I have selected the best answer according to my requirements, and as black friday/cyber monday deals have started popping up, I'll slowly start ordering items, and with the remaining budget in the end, will either go with 5700XT/2070S/2080Ti according to the price. :)
Rest all of the specs in the chosen best answer are best for my tasks.
 
Hey @Hellfire13, @jeremyj_83 @King Dranzer, I have started to order parts now, and one thing struck me was that all the motherboards suggested here are performing really poor in the thermal department: View: https://www.reddit.com/r/Amd/comments/czjaja/hardware_unboxed_budget_x570_vrm_thermal/eyyo3ju/


MSI x570-a is like one of the worst in this regard. Any good budget suggestions then for the MB?
Those reviews vary with different reviewers. For exp...
"If you're happy with a stock speed CPU and just want to get on the PCIe 4.0 bandwagon, then the MSI X570-A Pro has everything you need to build a decent X570 system, and you don't need to worry about its chipset fan being too noisy or whiny either."
https://bit-tech.net/reviews/tech/motherboards/msi-x570-a-pro-review/9/
It will do the job if you are not overclocking the CPU. But if you want to be safer and/or thinking about OC, you can go for one of these...
https://premiumbuilds.com/motherboards/best-motherboards-for-ryzen-9-3900x/
 
Hey @Hellfire13, @jeremyj_83 @King Dranzer, I have started to order parts now, and one thing struck me was that all the motherboards suggested here are performing really poor in the thermal department: View: https://www.reddit.com/r/Amd/comments/czjaja/hardware_unboxed_budget_x570_vrm_thermal/eyyo3ju/


MSI x570-a is like one of the worst in this regard. Any good budget suggestions then for the MB?

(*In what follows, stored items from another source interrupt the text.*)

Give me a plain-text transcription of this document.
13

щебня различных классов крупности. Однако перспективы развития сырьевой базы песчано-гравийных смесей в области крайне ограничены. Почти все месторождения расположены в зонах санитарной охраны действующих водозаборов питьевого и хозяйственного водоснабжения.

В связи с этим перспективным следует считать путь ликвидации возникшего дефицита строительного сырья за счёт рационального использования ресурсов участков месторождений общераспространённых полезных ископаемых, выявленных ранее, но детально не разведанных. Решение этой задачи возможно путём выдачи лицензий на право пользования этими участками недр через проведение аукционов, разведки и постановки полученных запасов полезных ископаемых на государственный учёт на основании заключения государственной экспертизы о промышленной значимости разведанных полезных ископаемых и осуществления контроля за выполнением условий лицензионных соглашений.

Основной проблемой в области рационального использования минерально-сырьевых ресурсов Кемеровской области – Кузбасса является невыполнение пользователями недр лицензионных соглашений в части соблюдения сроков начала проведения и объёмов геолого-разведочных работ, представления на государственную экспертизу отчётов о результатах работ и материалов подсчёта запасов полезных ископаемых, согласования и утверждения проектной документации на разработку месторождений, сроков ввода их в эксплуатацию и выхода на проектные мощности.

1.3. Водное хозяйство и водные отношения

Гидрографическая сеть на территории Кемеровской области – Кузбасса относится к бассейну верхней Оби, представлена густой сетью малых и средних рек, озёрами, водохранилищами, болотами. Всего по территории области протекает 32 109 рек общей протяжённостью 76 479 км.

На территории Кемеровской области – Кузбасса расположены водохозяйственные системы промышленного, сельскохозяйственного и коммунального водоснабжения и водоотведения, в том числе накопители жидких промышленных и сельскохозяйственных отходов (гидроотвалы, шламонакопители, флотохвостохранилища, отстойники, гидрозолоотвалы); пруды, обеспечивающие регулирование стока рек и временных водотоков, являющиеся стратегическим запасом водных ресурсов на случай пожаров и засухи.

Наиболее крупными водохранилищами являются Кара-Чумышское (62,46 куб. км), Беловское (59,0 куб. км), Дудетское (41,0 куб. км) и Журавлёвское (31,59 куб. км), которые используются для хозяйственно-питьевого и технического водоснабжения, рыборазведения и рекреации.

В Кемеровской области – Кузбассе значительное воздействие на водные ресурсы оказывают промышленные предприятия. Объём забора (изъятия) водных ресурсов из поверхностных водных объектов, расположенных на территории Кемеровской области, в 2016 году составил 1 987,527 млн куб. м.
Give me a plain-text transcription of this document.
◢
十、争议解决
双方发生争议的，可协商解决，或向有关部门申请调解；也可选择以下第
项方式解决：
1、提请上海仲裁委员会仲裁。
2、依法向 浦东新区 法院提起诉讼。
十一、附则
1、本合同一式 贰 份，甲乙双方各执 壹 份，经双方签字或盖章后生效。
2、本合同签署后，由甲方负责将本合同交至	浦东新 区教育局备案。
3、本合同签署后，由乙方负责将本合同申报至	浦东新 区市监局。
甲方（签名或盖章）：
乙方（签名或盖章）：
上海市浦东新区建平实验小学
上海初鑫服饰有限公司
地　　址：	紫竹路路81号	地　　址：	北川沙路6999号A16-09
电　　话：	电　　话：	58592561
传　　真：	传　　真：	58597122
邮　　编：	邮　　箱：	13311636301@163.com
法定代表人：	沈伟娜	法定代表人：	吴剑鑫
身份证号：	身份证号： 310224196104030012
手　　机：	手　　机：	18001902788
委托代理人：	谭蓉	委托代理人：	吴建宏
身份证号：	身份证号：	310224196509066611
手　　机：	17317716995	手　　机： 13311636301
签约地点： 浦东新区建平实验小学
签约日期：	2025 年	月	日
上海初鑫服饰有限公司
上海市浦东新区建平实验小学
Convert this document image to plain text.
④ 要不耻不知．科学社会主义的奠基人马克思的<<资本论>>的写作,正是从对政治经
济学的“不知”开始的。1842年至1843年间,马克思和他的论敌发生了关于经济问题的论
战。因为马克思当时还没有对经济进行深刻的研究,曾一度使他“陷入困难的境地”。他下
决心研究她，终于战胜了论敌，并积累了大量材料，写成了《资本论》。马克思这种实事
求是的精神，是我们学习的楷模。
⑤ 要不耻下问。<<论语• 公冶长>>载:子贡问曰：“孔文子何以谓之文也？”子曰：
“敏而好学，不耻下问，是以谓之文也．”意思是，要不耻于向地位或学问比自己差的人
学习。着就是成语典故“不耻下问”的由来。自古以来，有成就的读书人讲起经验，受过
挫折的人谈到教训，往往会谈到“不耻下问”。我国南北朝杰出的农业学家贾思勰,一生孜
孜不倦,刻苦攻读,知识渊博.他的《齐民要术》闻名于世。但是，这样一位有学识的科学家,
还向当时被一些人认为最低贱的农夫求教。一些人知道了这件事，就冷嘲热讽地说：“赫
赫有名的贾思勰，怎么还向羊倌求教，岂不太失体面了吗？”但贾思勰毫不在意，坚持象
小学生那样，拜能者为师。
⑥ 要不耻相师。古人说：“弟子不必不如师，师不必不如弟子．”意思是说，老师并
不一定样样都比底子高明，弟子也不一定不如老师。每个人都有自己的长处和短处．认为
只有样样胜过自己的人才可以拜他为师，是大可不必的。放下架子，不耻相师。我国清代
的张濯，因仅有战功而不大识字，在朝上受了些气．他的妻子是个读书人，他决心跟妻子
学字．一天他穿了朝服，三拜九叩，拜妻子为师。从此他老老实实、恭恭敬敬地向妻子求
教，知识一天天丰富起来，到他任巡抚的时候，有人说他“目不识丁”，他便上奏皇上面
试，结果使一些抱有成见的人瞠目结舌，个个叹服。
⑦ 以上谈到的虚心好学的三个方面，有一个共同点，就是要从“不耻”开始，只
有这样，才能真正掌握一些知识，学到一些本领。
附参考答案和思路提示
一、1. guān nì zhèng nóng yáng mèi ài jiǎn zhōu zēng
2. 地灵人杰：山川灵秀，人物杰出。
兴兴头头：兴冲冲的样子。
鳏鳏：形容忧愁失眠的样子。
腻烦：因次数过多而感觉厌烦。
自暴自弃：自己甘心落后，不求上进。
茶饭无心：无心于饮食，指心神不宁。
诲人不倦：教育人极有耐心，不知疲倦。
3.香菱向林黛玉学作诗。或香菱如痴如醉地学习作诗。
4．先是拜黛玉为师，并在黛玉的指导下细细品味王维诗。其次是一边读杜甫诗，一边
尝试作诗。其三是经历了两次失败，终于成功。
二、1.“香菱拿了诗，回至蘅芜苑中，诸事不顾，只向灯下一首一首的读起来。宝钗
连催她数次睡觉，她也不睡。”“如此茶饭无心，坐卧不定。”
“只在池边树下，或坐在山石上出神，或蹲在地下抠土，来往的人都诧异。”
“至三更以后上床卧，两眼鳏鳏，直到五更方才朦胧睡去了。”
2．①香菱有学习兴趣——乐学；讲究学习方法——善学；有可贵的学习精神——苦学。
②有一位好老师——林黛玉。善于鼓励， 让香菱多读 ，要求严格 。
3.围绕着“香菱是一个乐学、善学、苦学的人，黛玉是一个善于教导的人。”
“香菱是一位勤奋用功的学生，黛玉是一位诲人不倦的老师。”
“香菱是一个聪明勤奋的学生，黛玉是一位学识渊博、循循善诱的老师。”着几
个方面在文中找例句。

Lot many reviews like that should be only considered relevant when one is set on pushing the system to limit squeezing every small drop of performance out of it. For general usage even with regular OC for 99% of consumers that becomes irrelevant. You wont be pushing that high limit of current through board unless you plan on going for full-custom loop, in which case you will be spending very high on the rig and most of the recommended hardware by me, Hellfire13 or jeremyj_83 will change accordingly.